She believed her best chance to be heard was through sheer repetition, so Rachel Crooks took her seat at the dining table and prepared to tell the story again. She was used to difficult audiences, to skeptics and Internet trolls who flooded her Facebook page with threats, but this was a generous crowd: a dozen women, all friends of her aunt, gathered for a casual dinner party on a Friday night. The hostess turned off the music, clanked a fork against her wineglass and gestured to Crooks. “Would you mind telling us about the famous incident?” she asked. “Not the sound-bite version, but the real version.”
“The real version,” Crooks said, nodding back. She took a sip of water and folded a napkin onto her lap.
“It all happened at Trump Tower,” she said. “I had just moved to New York, and I was working as a secretary for another company in the building. That’s where he forced himself on me.”
Crooks, 35, had been publicly reliving this story for much of the past two years, ever since she first described it in an email to the New York Times several months before the 2016 election. “I don’t know if people will really care about this or if this will matter at all,” she had written then, and after Donald Trump’s election she had repeated her story at the Women’s March, on the “Today” show and at a news conference organized by women’s rights attorney Gloria Allred. Crooks had spoken to people dressed in #MeToo sweatshirts and to her rural neighbors whose yards were decorated with Trump signs. In early February, she launched a campaign to become a Democratic state representative in Ohio, in part so she could share her story more widely with voters across the state. And yet, after dozens of retellings, she still wasn’t sure: Did people really care? Did it matter at all?
Despite her story, and the similar stories of more than a dozen other women, nothing had changed. Trump, who had denied all of the accusations, was still president of the United States, and Crooks was still circling back to the same moments on Jan. 11, 2006, that had come to define so much about her life.
“He was waiting for the elevator outside our office when I got up the nerve to introduce myself,” she said now, remembering that day when she was 22 years old and Trump was 59. “It’s not like I was trying to upset the apple cart. I don’t know. Maybe I was being naive.”
The hostess shook her head and then reached for Crooks’s hand. “You did absolutely nothing wrong,” she said.
“Thank you,” Crooks said, even though she sometimes still wondered. She reached for her water glass and lifted it up into the air to use as a prop. “He took hold of my hand and held me in place like this,” she said, squeezing the sides of the water glass, shaking it gently from side to side. “He started kissing me on one cheek, then the other cheek. He was talking to me in between kisses, asking where I was from, or if I wanted to be a model. He wouldn’t let go of my hand, and then he went right in and started kissing me on the lips.”

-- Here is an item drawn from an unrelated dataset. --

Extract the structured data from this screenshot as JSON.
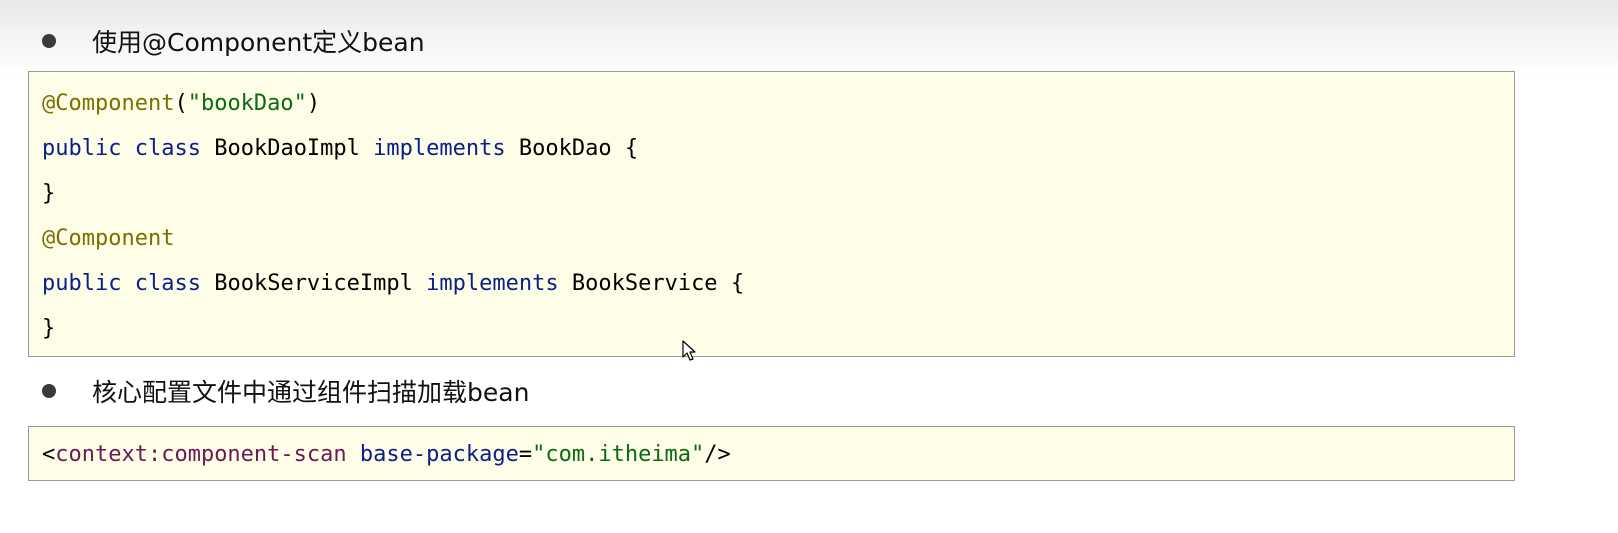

She shook the water glass one final time and set it down. “It felt like a long kiss,” she said. “The whole thing probably lasted two minutes, maybe less.”
“Like you were another piece of his property,” the hostess said.

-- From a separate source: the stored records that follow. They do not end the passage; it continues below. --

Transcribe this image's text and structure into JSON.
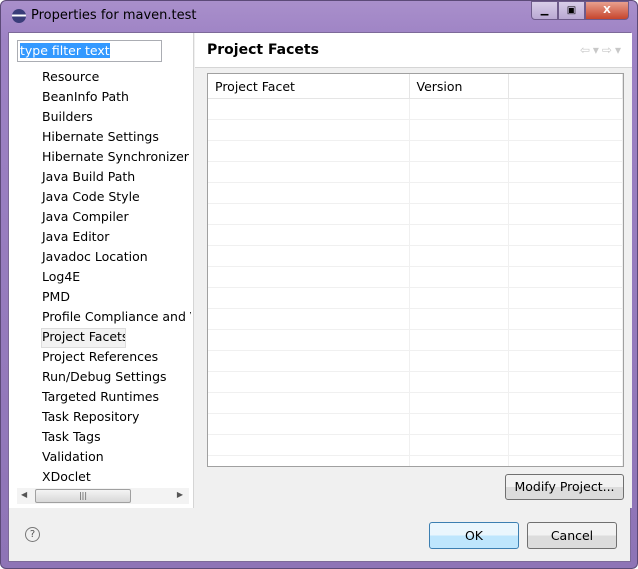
{
  "window": {
    "title": "Properties for maven.test",
    "buttons": [
      "minimize",
      "maximize",
      "close"
    ]
  },
  "filter": {
    "value": "type filter text"
  },
  "tree": {
    "items": [
      "Resource",
      "BeanInfo Path",
      "Builders",
      "Hibernate Settings",
      "Hibernate Synchronizer",
      "Java Build Path",
      "Java Code Style",
      "Java Compiler",
      "Java Editor",
      "Javadoc Location",
      "Log4E",
      "PMD",
      "Profile Compliance and Validation",
      "Project Facets",
      "Project References",
      "Run/Debug Settings",
      "Targeted Runtimes",
      "Task Repository",
      "Task Tags",
      "Validation",
      "XDoclet"
    ],
    "selected": "Project Facets"
  },
  "page": {
    "title": "Project Facets",
    "columns": [
      "Project Facet",
      "Version",
      ""
    ],
    "rows": [],
    "modify_label": "Modify Project..."
  },
  "footer": {
    "ok_label": "OK",
    "cancel_label": "Cancel"
  }
}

“And with those orange lips!” another woman said.
Everyone at the table began to talk at the same time about Trump, and Crooks pushed her chair back and nodded along. She understood by now that for everyone else this was a story about the president — about what he had or hadn’t done during those two minutes, and what that said about his morality and the character of the country that voted him into office. But the story Crooks was still trying to understand was her own, about what those two minutes had meant for her.
The hostess clinked her glass again to quiet the room. “Sorry, but can we go back to the kiss for a second?”
“Sure,” Crooks said, and then she started to tell it again.
There were 19 women in all who made public accusations of sexual misconduct, or “The Nineteen,” as they had come to be known on T-shirts and bumper stickers. Most had come forward with their stories after Trump launched his presidential campaign in 2015, and the experiences they described having with him spanned five decades. They claimed Trump had “acted like a creepy uncle,” or “squeezed my butt,” or “eyed me like meat,” or “stuck his hand up under my skirt,” or “groped with octopus hands,” or “pushed me against a wall,” or “thrust his genitals,” or “forced his tongue into my mouth” or “offered $10,000 for everything.”
In response, Trump had called the accusations against him “total fabrications” based on “political motives” to destroy his campaign and then his presidency. “Nothing ever happened with any of these women,” Trump tweeted once. “Totally made up nonsense to steal the election. Nobody has more respect for women than me!”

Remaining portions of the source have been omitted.